Pastor Sérgio Dusilek durante evento político de evangélicos com Lula. Foto: Reprodução
Pastor Sérgio Dusilek durante evento político de evangélicos com Lula. Foto: Reprodução

Em agenda pelo Rio de Janeiro, o ex-presidente Lula esteve na manhã da última sexta-feira (09) em encontro com os evangélicos no município de São Gonçalo (RJ). O local escolhido para o ato foi o ginásio do antigo Clube Tamoio.

Lideranças evangélicas subiram ao palco para falar da realidade do país. Logo, o pastor Sérgio Dusilek, presidente da Convenção Batista Carioca (CBC) manifestou seu posicionamento pessoal durante o evento partidário.

Antes de tudo, ele parafraseou o texto bíblico de Miquéias 6:10. “Ainda se encontram nos cofres dos ímpios, as escrituras da impiedade, e em suas mídias, as Fake News que detesto diz o Senhor Deus”, inicia o pastor, o seu discurso.

A seguir, ele disse que a igreja evangélica precisa pedir perdão ao Lula. “Presidente Lula a igreja evangélica tem que pedir perdão ao Senhor.

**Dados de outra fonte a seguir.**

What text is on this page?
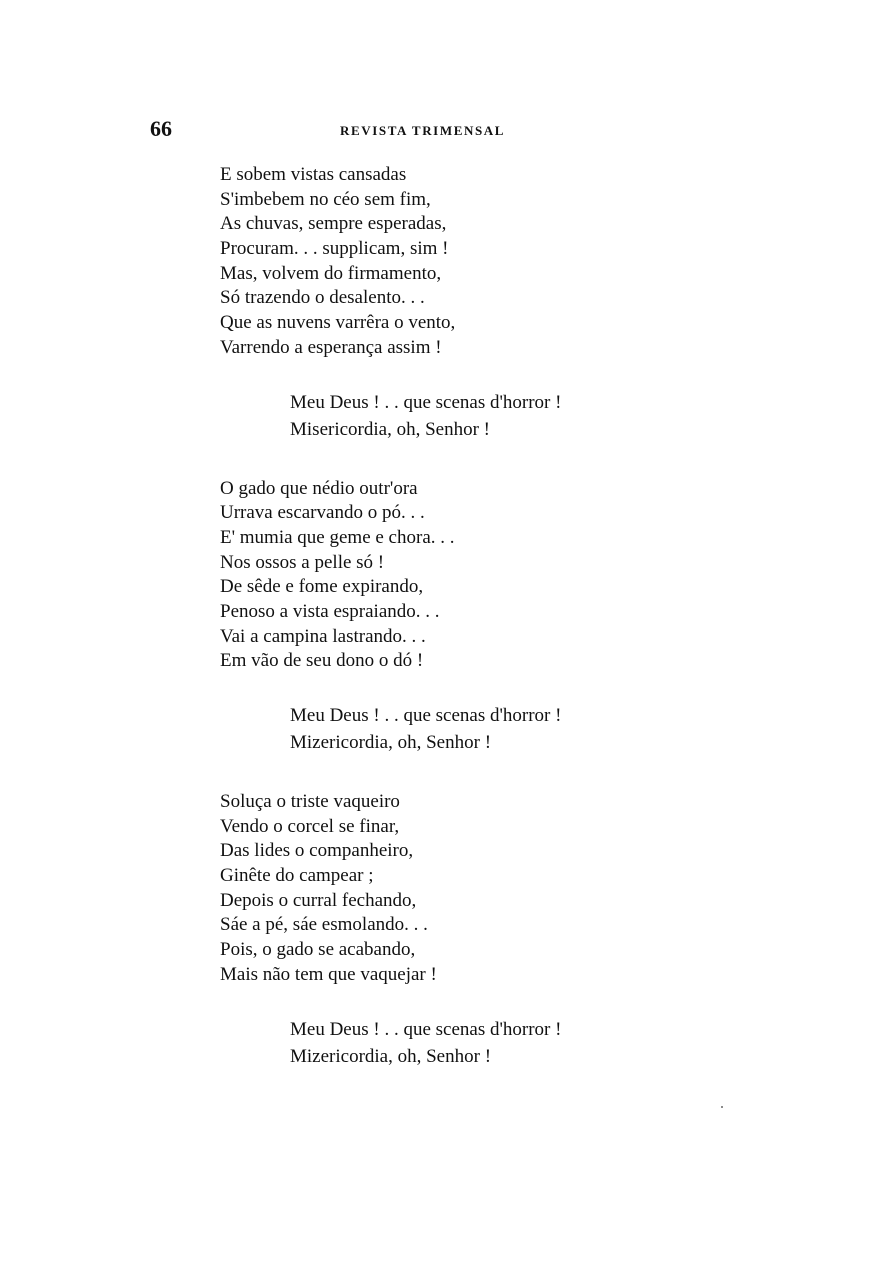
66	REVISTA TRIMENSAL
E sobem vistas cansadas
S'imbebem no céo sem fim,
As chuvas, sempre esperadas,
Procuram. . . supplicam, sim !
Mas, volvem do firmamento,
Só trazendo o desalento. . .
Que as nuvens varrêra o vento,
Varrendo a esperança assim !
Meu Deus ! . . que scenas d'horror !
Misericordia, oh, Senhor !
O gado que nédio outr'ora
Urrava escarvando o pó. . .
E' mumia que geme e chora. . .
Nos ossos a pelle só !
De sêde e fome expirando,
Penoso a vista espraiando. . .
Vai a campina lastrando. . .
Em vão de seu dono o dó !
Meu Deus ! . . que scenas d'horror !
Mizericordia, oh, Senhor !
Soluça o triste vaqueiro
Vendo o corcel se finar,
Das lides o companheiro,
Ginête do campear ;
Depois o curral fechando,
Sáe a pé, sáe esmolando. . .
Pois, o gado se acabando,
Mais não tem que vaquejar !
Meu Deus ! . . que scenas d'horror !
Mizericordia, oh, Senhor !
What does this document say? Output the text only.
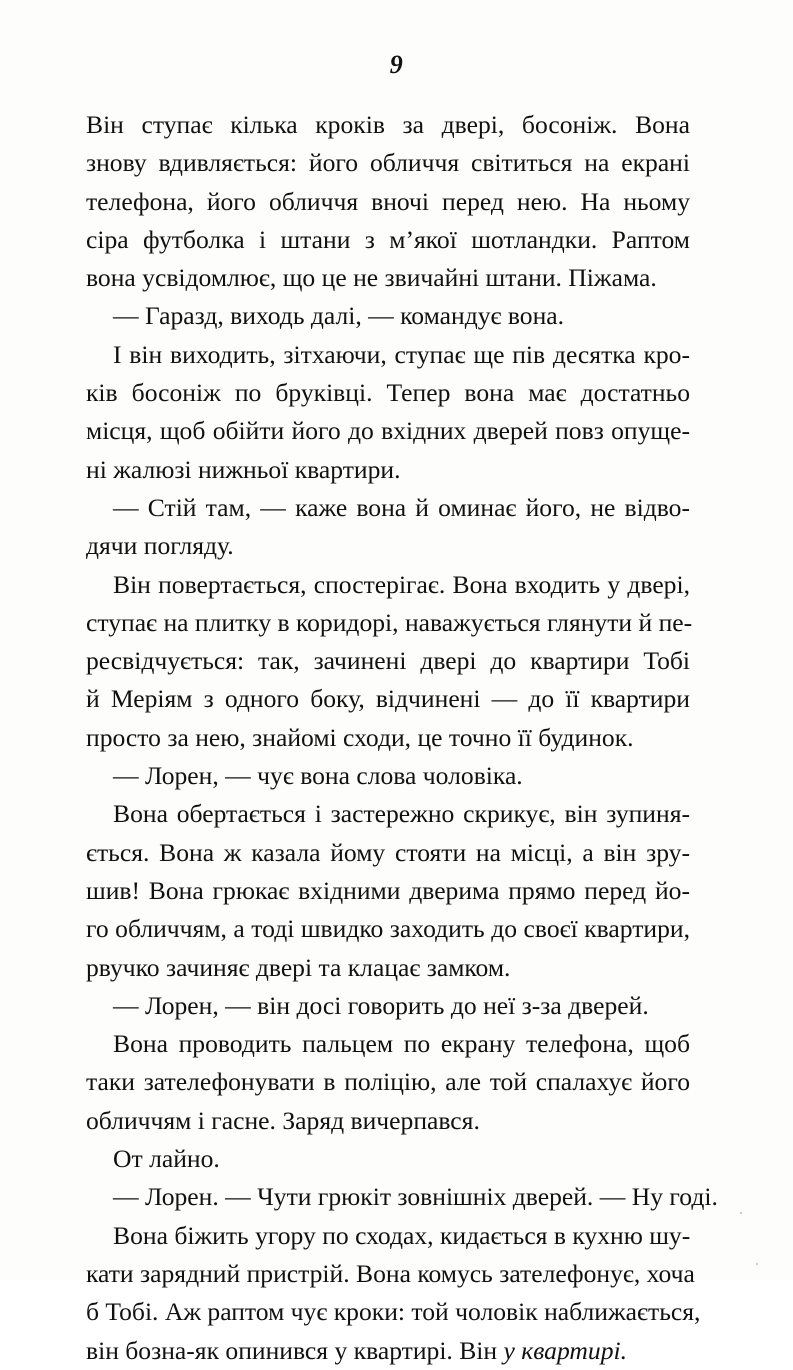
9
Він ступає кілька кроків за двері, босоніж. Вона
знову вдивляється: його обличчя світиться на екрані
телефона, його обличчя вночі перед нею. На ньому
сіра футболка і штани з м’якої шотландки. Раптом
вона усвідомлює, що це не звичайні штани. Піжама.
— Гаразд, виходь далі, — командує вона.
І він виходить, зітхаючи, ступає ще пів десятка кро-
ків босоніж по бруківці. Тепер вона має достатньо
місця, щоб обійти його до вхідних дверей повз опуще-
ні жалюзі нижньої квартири.
— Стій там, — каже вона й оминає його, не відво-
дячи погляду.
Він повертається, спостерігає. Вона входить у двері,
ступає на плитку в коридорі, наважується глянути й пе-
ресвідчується: так, зачинені двері до квартири Тобі
й Меріям з одного боку, відчинені — до її квартири
просто за нею, знайомі сходи, це точно її будинок.
— Лорен, — чує вона слова чоловіка.
Вона обертається і застережно скрикує, він зупиня-
ється. Вона ж казала йому стояти на місці, а він зру-
шив! Вона грюкає вхідними дверима прямо перед йо-
го обличчям, а тоді швидко заходить до своєї квартири,
рвучко зачиняє двері та клацає замком.
— Лорен, — він досі говорить до неї з-за дверей.
Вона проводить пальцем по екрану телефона, щоб
таки зателефонувати в поліцію, але той спалахує його
обличчям і гасне. Заряд вичерпався.
От лайно.
— Лорен. — Чути грюкіт зовнішніх дверей. — Ну годі.
Вона біжить угору по сходах, кидається в кухню шу-
кати зарядний пристрій. Вона комусь зателефонує, хоча
б Тобі. Аж раптом чує кроки: той чоловік наближається,
він бозна-як опинився у квартирі. Він у квартирі.
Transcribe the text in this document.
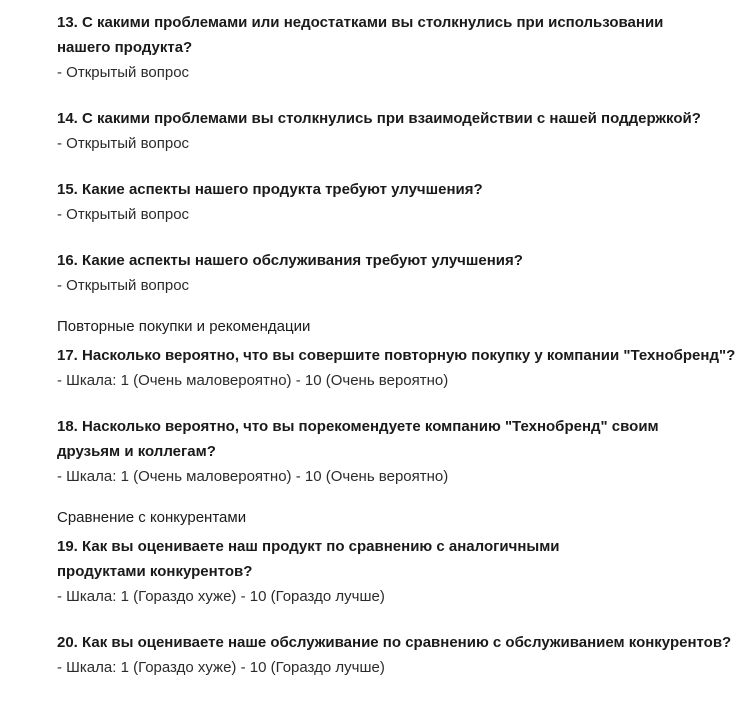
13. С какими проблемами или недостатками вы столкнулись при использовании нашего продукта?

- Открытый вопрос

14. С какими проблемами вы столкнулись при взаимодействии с нашей поддержкой?

- Открытый вопрос

15. Какие аспекты нашего продукта требуют улучшения?

- Открытый вопрос

16. Какие аспекты нашего обслуживания требуют улучшения?

- Открытый вопрос

Повторные покупки и рекомендации

17. Насколько вероятно, что вы совершите повторную покупку у компании "Технобренд"?

- Шкала: 1 (Очень маловероятно) - 10 (Очень вероятно)

18. Насколько вероятно, что вы порекомендуете компанию "Технобренд" своим друзьям и коллегам?

- Шкала: 1 (Очень маловероятно) - 10 (Очень вероятно)

Сравнение с конкурентами

19. Как вы оцениваете наш продукт по сравнению с аналогичными продуктами конкурентов?

- Шкала: 1 (Гораздо хуже) - 10 (Гораздо лучше)

20. Как вы оцениваете наше обслуживание по сравнению с обслуживанием конкурентов?

- Шкала: 1 (Гораздо хуже) - 10 (Гораздо лучше)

A igreja tem que pedir perdão ao presidente Lula. O Senhor não foi só alvo da injustiça do judiciário brasileiro, o Senhor tem sido alvo da injustiça do clero brasileiro”, declarou o presidente da CBC.

O vídeo do evento foi divulgado em grupos de Whatsapp e redes sociais, e gerou repercussão entre lideranças cristãs evangélicas, membros de igrejas Batistas do Brasil e outras denominações protestantes.

Repercussão

Em vídeo, que já apresenta 26 mil visualizações no YouTube, publicado no último sábado (10) o pastor Batista carioca, Cláudio Barrozo, manifestou seu posicionamento a respeito da fala de Sérgio Dusilek.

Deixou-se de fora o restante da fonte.